3. Add those subnet prefixis to security / Firewall rules.
You can do this with a sufficiently-advanced config language - perhaps it has a built-in function to generate subnets from a given prefix. But in my experience, using a general-purpose programming language makes it really easy to do this kind of automation. For reference, I did this using Pulumi with TypeScript, which works really well for this.
That kind of ignores the entire pipeline involved in computing the correct config. Nobody wants to be manually writing config for dozens of services in multiple environments.
The number of configurations you need to create is multiplicative, take the number of applications, multiply by number of environments, multiply by number of complete deploys (i.e. multiple customers running multiple envs) and very quickly end up with an unmanageable number of unique configurations.
At that point you need a something at least approaching Turing completeness to correctly compute all the unique configs. Whether you decide to achieve that by embedding that computation into your application, or into a separate system that produces pure static config, is kind of academic.
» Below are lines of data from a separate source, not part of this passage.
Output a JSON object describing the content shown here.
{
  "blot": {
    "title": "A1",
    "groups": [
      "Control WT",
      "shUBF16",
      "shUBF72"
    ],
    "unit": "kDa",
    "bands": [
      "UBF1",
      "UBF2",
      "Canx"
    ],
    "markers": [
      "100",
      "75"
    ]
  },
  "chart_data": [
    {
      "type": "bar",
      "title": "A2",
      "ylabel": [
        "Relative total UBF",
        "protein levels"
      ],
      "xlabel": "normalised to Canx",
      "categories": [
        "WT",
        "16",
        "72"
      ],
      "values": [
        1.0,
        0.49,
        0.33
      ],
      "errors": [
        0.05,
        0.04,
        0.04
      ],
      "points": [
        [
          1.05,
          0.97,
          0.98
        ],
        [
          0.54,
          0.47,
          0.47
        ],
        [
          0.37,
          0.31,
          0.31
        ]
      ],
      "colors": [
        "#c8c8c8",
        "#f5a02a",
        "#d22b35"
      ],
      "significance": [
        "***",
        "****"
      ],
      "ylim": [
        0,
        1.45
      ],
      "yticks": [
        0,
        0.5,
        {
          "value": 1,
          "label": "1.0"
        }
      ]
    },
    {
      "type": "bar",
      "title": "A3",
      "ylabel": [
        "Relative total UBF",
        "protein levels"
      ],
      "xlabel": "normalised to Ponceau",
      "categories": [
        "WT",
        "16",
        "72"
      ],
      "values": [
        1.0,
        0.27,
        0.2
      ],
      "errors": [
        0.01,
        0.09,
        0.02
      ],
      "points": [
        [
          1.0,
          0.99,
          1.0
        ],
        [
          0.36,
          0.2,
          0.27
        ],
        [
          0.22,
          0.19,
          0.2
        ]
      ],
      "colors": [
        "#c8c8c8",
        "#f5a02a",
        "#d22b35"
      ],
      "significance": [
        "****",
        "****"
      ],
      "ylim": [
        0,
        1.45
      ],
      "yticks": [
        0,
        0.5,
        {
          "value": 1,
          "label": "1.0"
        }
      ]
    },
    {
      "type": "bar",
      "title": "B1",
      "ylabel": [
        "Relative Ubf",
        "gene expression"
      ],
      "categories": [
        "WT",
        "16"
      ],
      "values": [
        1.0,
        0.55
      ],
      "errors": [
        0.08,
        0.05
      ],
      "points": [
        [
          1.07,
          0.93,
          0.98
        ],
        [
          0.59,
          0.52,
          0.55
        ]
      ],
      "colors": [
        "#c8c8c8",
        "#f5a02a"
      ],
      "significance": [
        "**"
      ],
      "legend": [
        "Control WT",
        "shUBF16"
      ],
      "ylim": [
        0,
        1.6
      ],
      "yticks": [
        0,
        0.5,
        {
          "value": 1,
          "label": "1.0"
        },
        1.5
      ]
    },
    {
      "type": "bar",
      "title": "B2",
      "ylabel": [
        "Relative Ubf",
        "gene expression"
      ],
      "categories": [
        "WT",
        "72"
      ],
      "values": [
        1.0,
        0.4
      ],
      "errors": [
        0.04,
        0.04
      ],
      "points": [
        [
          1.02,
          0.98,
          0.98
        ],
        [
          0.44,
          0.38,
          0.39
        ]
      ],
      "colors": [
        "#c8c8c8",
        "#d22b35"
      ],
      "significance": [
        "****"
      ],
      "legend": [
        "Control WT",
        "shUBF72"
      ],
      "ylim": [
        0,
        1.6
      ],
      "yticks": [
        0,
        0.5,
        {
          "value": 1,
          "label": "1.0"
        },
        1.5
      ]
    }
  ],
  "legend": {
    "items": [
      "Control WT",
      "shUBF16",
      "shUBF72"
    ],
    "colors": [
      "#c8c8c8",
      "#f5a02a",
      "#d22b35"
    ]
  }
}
The complexity exists either way, and tools are needed to make it manageable.
That's not my experience after using AWS CDK since 2020 in the same company.
Most of our code is plain boring declarative stuff.
However, tooling is lightyears ahead of YAML (we have types, methods, etc...), we can encapsulate best practices and distribute as libs and, finally, escape hatches are possible when declarative code won't cut.
We need turing completeness in the strangest of places. We can often limit these places to a smaller part of the code. But it's really hard to know beforehand where those places will occur. Whenever we think we have found a clear separation we invent a config language.
And then we realize that we need scripting so we invent a templating language. Then everybody looses their minds and invents 5 more config languages that surely will make us not need the templating language.
Let's just call it code and use clever types to separate turing and non-turing completeness?
A really good solution here is to use a full programming language but run the config generator on every CI run and show the diff in review. This way you have a real language to make conditions as necessary but also can see the concrete results easily.
Unfortunately few review tools handle this well. Checked-in snapshot tests are the closest approximation that I have seen.
It happens because config is dual purpose: its state, but it's also the text-UI for your program. It spirals out of control because people want the best of it being "just text" and being a nice clean UI.
Inevitably, the path of just using a programming language for config leads to your config becoming more and more complex until it inevitably needs its own config, etc. You wind up with a sprawling, Byzantine mess.